The conclusion of researchers reported in the journal Obesity Reviews: "Pharmacological antagonism of the NPY5R, when used as monotherapy in conjunction with diet and exercise, is not sufficient to obtain clinically
meaningful weight loss in overweight and obese adults."

"Solely targeting the NPY5R in future drug development programs is unlikely to produce therapeutic efficacy," the researchers similarly reported in the October issue of the journal Cell Metabolism.

Or, as Steven Heymsfield, a clinical researcher at Merck who evaluated the drug, put it in a report published Oct. 3rd on the journal Nature's website, "We consider this a negative study."

"The weight loss was about 3 pounds above the placebo group, but that has no commercial viability for a drug company," Heymsfield added.

In March of this year, Merck & Company similarly gave up on the weight-loss nasal spray PYY3-36 after concluding from a "Preliminary Proof of Concept Study" that the drug was not effective.

PYY3-36 is a hormone that occurs naturally in the small intestine after a person consumes food and it is thought to send messages to the brain to signaling fullness.

Merck turned all rights to the drug back to the biotech company Nastech Pharmaceuticals, which has said continues to believe in PYY3-36 and still hopes to press forward with a Phase II clinical trial program.

In the Nature.com article, Heymsfield attributed the disappointing results with MK-0557 to the complexity of the human response to food. Interfering with one pathway, he said, may not have a dramatic effect because there could be other pathways serving as backup systems.

Merck is still moving ahead, however, with a Phase II clinical trial of a CB-1 receptor antagonist that it has identified to participants as "L-000899055." While Merck has declined to discuss this trial with us, this drug almost certainly is MK-0364.

This multicenter, international two-year trial with 2,400 participants is now moving into its second year, at which point participants are being rerandomized into one of six groups.

Some of those who for a year have been on the 6 mg dose (the strongest in the trial) are being switched to a lower dose or a placebo. Those getting a 4 mg dose will continue getting that dose, and those who have been on a placebo will remain on a placebo.

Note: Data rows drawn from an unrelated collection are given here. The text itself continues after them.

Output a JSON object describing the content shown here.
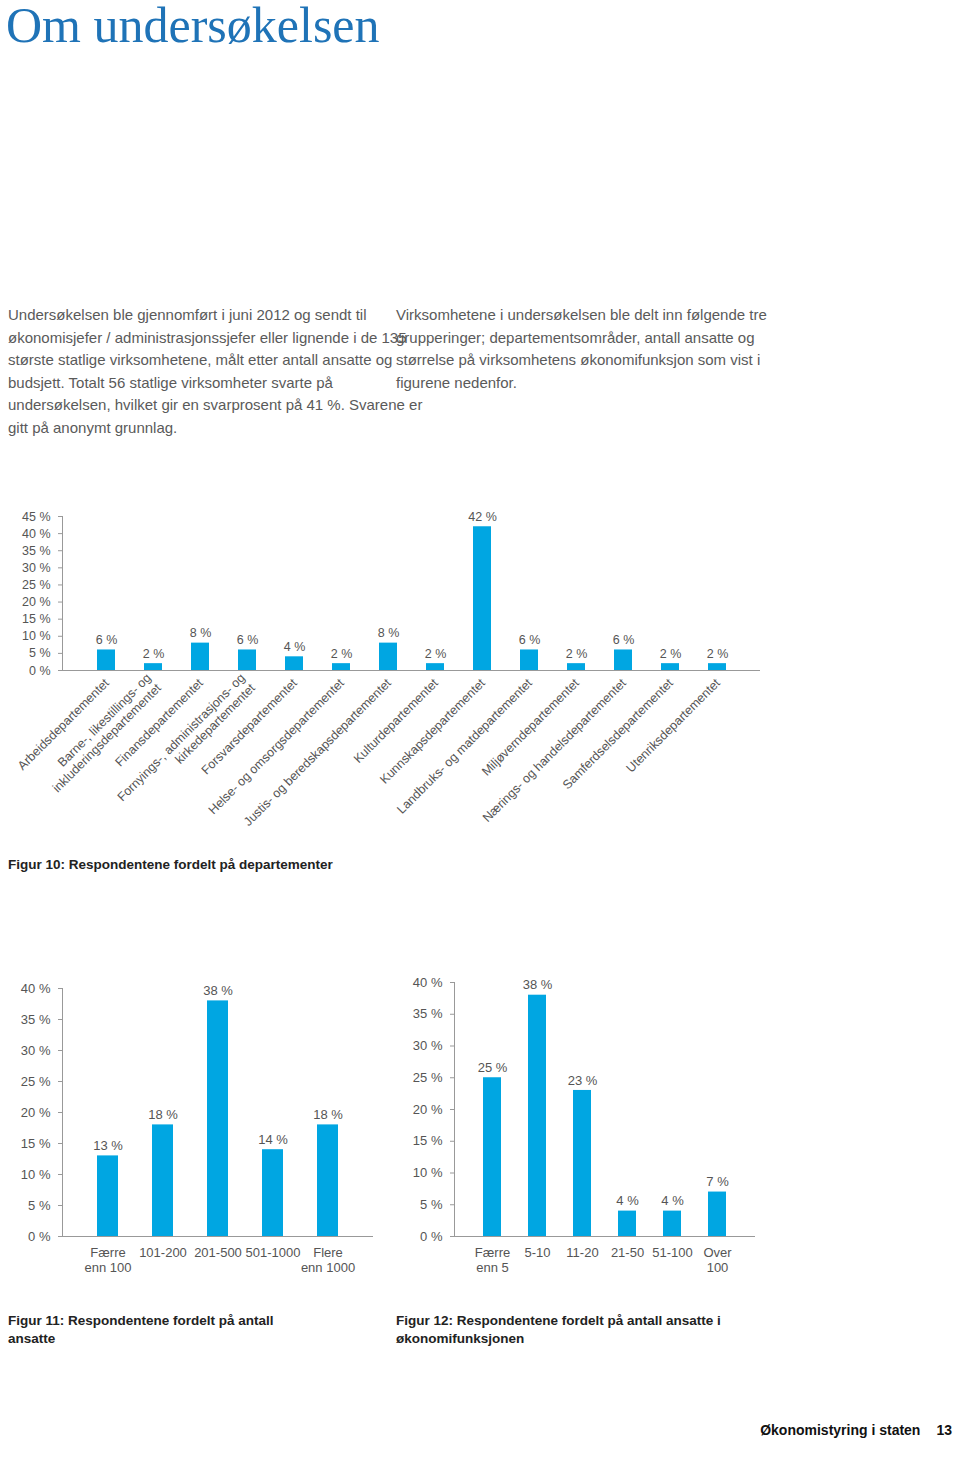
{
  "header": {
    "title": "Om undersøkelsen"
  },
  "paragraphs": [
    "Undersøkelsen ble gjennomført i juni 2012 og sendt til økonomisjefer / administrasjonssjefer eller lignende i de 135 største statlige virksomhetene, målt etter antall ansatte og budsjett. Totalt 56 statlige virksomheter svarte på undersøkelsen, hvilket gir en svarprosent på 41 %. Svarene er gitt på anonymt grunnlag.",
    "Virksomhetene i undersøkelsen ble delt inn følgende tre grupperinger; departementsområder, antall ansatte og størrelse på virksomhetens økonomifunksjon som vist i figurene nedenfor."
  ],
  "chart_data": [
    {
      "type": "bar",
      "title": "Figur 10: Respondentene fordelt på departementer",
      "categories": [
        "Arbeidsdepartementet",
        "Barne-, likestillings- og\ninkluderingsdepartementet",
        "Finansdepartementet",
        "Fornyings-, administrasjons- og\nkirkedepartementet",
        "Forsvarsdepartementet",
        "Helse- og omsorgsdepartementet",
        "Justis- og beredskapsdepartementet",
        "Kulturdepartementet",
        "Kunnskapsdepartementet",
        "Landbruks- og matdepartementet",
        "Miljøverndepartementet",
        "Nærings- og handelsdepartementet",
        "Samferdselsdepartementet",
        "Utenriksdepartementet"
      ],
      "values": [
        6,
        2,
        8,
        6,
        4,
        2,
        8,
        2,
        42,
        6,
        2,
        6,
        2,
        2
      ],
      "value_labels": [
        "6 %",
        "2 %",
        "8 %",
        "6 %",
        "4 %",
        "2 %",
        "8 %",
        "2 %",
        "42 %",
        "6 %",
        "2 %",
        "6 %",
        "2 %",
        "2 %"
      ],
      "color": "#00a6e2",
      "ylim": [
        0,
        45
      ],
      "yticks": [
        {
          "value": 0,
          "label": "0 %"
        },
        {
          "value": 5,
          "label": "5 %"
        },
        {
          "value": 10,
          "label": "10 %"
        },
        {
          "value": 15,
          "label": "15 %"
        },
        {
          "value": 20,
          "label": "20 %"
        },
        {
          "value": 25,
          "label": "25 %"
        },
        {
          "value": 30,
          "label": "30 %"
        },
        {
          "value": 35,
          "label": "35 %"
        },
        {
          "value": 40,
          "label": "40 %"
        },
        {
          "value": 45,
          "label": "45 %"
        }
      ],
      "grid": false,
      "data_labels": true
    },
    {
      "type": "bar",
      "title": "Figur 11: Respondentene fordelt på antall ansatte",
      "categories": [
        "Færre\nenn 100",
        "101-200",
        "201-500",
        "501-1000",
        "Flere\nenn 1000"
      ],
      "values": [
        13,
        18,
        38,
        14,
        18
      ],
      "value_labels": [
        "13 %",
        "18 %",
        "38 %",
        "14 %",
        "18 %"
      ],
      "color": "#00a6e2",
      "ylim": [
        0,
        40
      ],
      "yticks": [
        {
          "value": 0,
          "label": "0 %"
        },
        {
          "value": 5,
          "label": "5 %"
        },
        {
          "value": 10,
          "label": "10 %"
        },
        {
          "value": 15,
          "label": "15 %"
        },
        {
          "value": 20,
          "label": "20 %"
        },
        {
          "value": 25,
          "label": "25 %"
        },
        {
          "value": 30,
          "label": "30 %"
        },
        {
          "value": 35,
          "label": "35 %"
        },
        {
          "value": 40,
          "label": "40 %"
        }
      ],
      "grid": false,
      "data_labels": true
    },
    {
      "type": "bar",
      "title": "Figur 12: Respondentene fordelt på antall ansatte i økonomifunksjonen",
      "categories": [
        "Færre\nenn 5",
        "5-10",
        "11-20",
        "21-50",
        "51-100",
        "Over\n100"
      ],
      "values": [
        25,
        38,
        23,
        4,
        4,
        7
      ],
      "value_labels": [
        "25 %",
        "38 %",
        "23 %",
        "4 %",
        "4 %",
        "7 %"
      ],
      "color": "#00a6e2",
      "ylim": [
        0,
        40
      ],
      "yticks": [
        {
          "value": 0,
          "label": "0 %"
        },
        {
          "value": 5,
          "label": "5 %"
        },
        {
          "value": 10,
          "label": "10 %"
        },
        {
          "value": 15,
          "label": "15 %"
        },
        {
          "value": 20,
          "label": "20 %"
        },
        {
          "value": 25,
          "label": "25 %"
        },
        {
          "value": 30,
          "label": "30 %"
        },
        {
          "value": 35,
          "label": "35 %"
        },
        {
          "value": 40,
          "label": "40 %"
        }
      ],
      "grid": false,
      "data_labels": true
    }
  ],
  "footer": {
    "title": "Økonomistyring i staten",
    "page": "13"
  }
}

Some of the participants in this trial have told Acomplia Report they have had weight-loss results that are at least equal to, and in some cases better than, results reported in rimonabant clinical trials.

While the scale and length of this study seem unusual for a phase II trial, MK-0364 is now the only obesity drug listed in phase II or beyond in the report on Merck's "pipeline" that the company filed with the U.S. Securities and Exchange Commission on August 7th.

One observer also wondered whether Merck, observing the delays now taking place in FDA approval of Acomplia, concluded that for a drug of this kind that works by affecting brain receptors, longer trials involving more participants might be better.